135Keine Entgeltsicherung bei missbräuchlicher Geltendmachung
Keine Entgeltsicherung bei missbräuchlicher Geltendmachung
Der Kl war mit einem Gesellschafter der insolventen Gesellschaft seit Jahren bekannt und wurde von diesem als gewerberechtlicher Geschäftsführer eingestellt. Gleichzeitig erhielt er vom handelsrechtlichen Geschäftsführer – der offenbar nur vorgeschoben war – eine umfassende Vollmacht ausgestellt, mit der er wie ein handelsrechtlicher Geschäftsführer agieren konnte. Er begann seine Tätigkeit am 1.4.2015. Er stellte Personal ein, vereinbarte mit den Mitarbeitern die Höhe des Lohns, sprach Kündigungen und Entlassungen aus und verhandelte Verträge. Er war selbst auf der Baustelle tätig, verrichtete Malerarbeiten, beaufsichtigte die Mitarbeiter, teilte Dienste ein und kümmerte sich um das Werkzeug und Baumaterial. Den anderen Mitarbeitern der Schuldnerin gegenüber trat er als Chef und Geschäftsführer auf. Der Kl erhielt weder einen schriftlichen Dienstvertrag noch einen Dienstzettel. Als der Kl sein erstes Gehalt nicht wie alle anderen AN ausbezahlt erhielt, zeigte er Verständnis für die schwierige finanzielle Situation der Schuldnerin und unternahm weder Schritte zur Einbringlichmachung des Gehalts noch zur Auflösung des Arbeitsverhältnisses. Am 9.6.2015 teilte der Kl dem Gesellschafter telefonisch mit, dass er krank sei und nun endlich sein Geld brauche. Das Gespräch mündete in einen Streit anlässlich dessen der Gesellschafter dem Kl mitteilte, dass er ihn nicht mehr brauche und noch am selben Tag abmelden werde. Der Kl wurde daraufhin mit 9.6.2015 von der Krankenkasse abgemeldet. Mit Schreiben vom 29.9.2015 forderte der Kl erstmals schriftlich sein ausständiges Gehalt samt Sonderzahlungen, Urlaubsersatzleistung und Kündigungsentschädigung. Mit Schreiben der Arbeiterkammer vom 28.10.2015 forderte er erneut die Zahlung und erwirkte in weiterer Folge einen bedingten Zahlungsbefehl, der mangels Einspruchs in Rechtskraft erwuchs. Über das Vermögen der Schuldnerin wurde am 28.2.2017 das Insolvenzverfahren eröffnet. Das Finanzamt stellte mit Bescheid vom 3.5.2017 fest, dass die Schuldnerin als Scheinunternehmen gem § 8 Sozialbetrugsbekämpfungsgesetz gelte. In der Begründung des Bescheides wurde ausgeführt, dass dies jedenfalls ab 1.4.2015 (Zeitpunkt der Anmeldung der ersten AN) gelte. Mit Bescheid vom 27.3.2018 lehnte die Bekl den Antrag des Kl auf Insolvenz-Entgelt ab. Bei diesem Antrag handelte es sich um den vierten Antrag des Kl. 334
Der Kl war mit dem System der Entgeltsicherung durch den Insolvenz-Entgeltfonds somit bereits hinreichend vertraut.
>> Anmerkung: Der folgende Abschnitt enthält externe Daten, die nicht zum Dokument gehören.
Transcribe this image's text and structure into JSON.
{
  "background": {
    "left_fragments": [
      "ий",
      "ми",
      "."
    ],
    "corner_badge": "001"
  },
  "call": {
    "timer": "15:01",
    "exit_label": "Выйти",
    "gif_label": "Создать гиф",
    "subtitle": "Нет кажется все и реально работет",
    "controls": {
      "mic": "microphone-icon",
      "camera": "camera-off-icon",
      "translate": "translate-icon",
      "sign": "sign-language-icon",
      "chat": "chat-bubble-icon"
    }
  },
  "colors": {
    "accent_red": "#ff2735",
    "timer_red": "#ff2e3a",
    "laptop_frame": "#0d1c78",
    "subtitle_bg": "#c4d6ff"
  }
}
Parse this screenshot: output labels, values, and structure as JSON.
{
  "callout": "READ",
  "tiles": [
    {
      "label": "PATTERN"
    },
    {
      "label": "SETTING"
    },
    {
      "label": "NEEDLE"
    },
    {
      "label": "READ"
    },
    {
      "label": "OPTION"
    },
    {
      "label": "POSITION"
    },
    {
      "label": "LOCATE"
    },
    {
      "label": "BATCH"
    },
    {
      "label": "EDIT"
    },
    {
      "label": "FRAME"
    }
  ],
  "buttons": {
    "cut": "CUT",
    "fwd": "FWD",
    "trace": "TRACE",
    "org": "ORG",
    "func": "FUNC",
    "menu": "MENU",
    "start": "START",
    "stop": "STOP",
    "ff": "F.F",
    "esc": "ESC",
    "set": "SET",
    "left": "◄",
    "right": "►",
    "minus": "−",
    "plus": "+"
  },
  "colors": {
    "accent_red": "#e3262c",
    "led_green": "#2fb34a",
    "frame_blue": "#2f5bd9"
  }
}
Die Vorinstanzen wiesen die gegen den abweisenden Bescheid der IEF-Service GmbH gerichtete Klage ab.
Gem § 3a Abs 1 IESG gebührt Insolvenz-Entgelt für das dem AN gebührende Entgelt einschließlich der gebührenden Sonderzahlungen, das in den letzten sechs Monaten vor dem Stichtag (§ 3 Abs 1) oder, wenn das Arbeitsverhältnis vor dem Stichtag geendet hat, in den letzten sechs Monaten vor dessen arbeitsrechtlichem Ende fällig geworden ist. Gem § 1 Abs 2 IESG sind Ansprüche aus dem Arbeitsverhältnis dann gesichert, wenn sie aufrecht, nicht verjährt und nicht ausgeschlossenen sind.
Eine atypische Vertragsgestaltung kann jedoch nach ständiger Judikatur des OGH die Geltendmachung von Insolvenz-Entgelt sittenwidrig machen. Zweck des IESG ist eine sozialversicherungsrechtliche Sicherung von Entgeltansprüchen und sonstigen aus dem Arbeitsverhältnis erwachsenden Ansprüchen von AN im Falle der Insolvenz ihres AG. Versichertes Risiko ist demnach im Kernbereich die von den AN typischerweise nicht selbst abwendbare und absicherbare Gefahr des gänzlichen oder teilweisen Verlusts ihrer Entgeltansprüche, auf die sie typischerweise zur Bestreitung des eigenen Lebensunterhalts sowie des Lebensunterhalts ihrer unterhaltsberechtigten Angehörigen angewiesen sind (RS0076409; jüngst OGH 20.12.2017, 8 ObS 12/17y; OGH 24.4.2020, 8 ObS 2/20g). Vereinbarungen oder Verhaltensweisen, durch die das Risiko im Insolvenzfall missbräuchlich auf den Insolvenz-Entgeltfonds überwälzt bzw durch die eine sonst nicht bestehende Verpflichtung des Insolvenz-Entgeltfonds begründet werden soll, sind diesem gegenüber gem § 879 Abs 1 ABGB nichtig (OGH 27.6.2019, 8 ObS 7/19s mwH).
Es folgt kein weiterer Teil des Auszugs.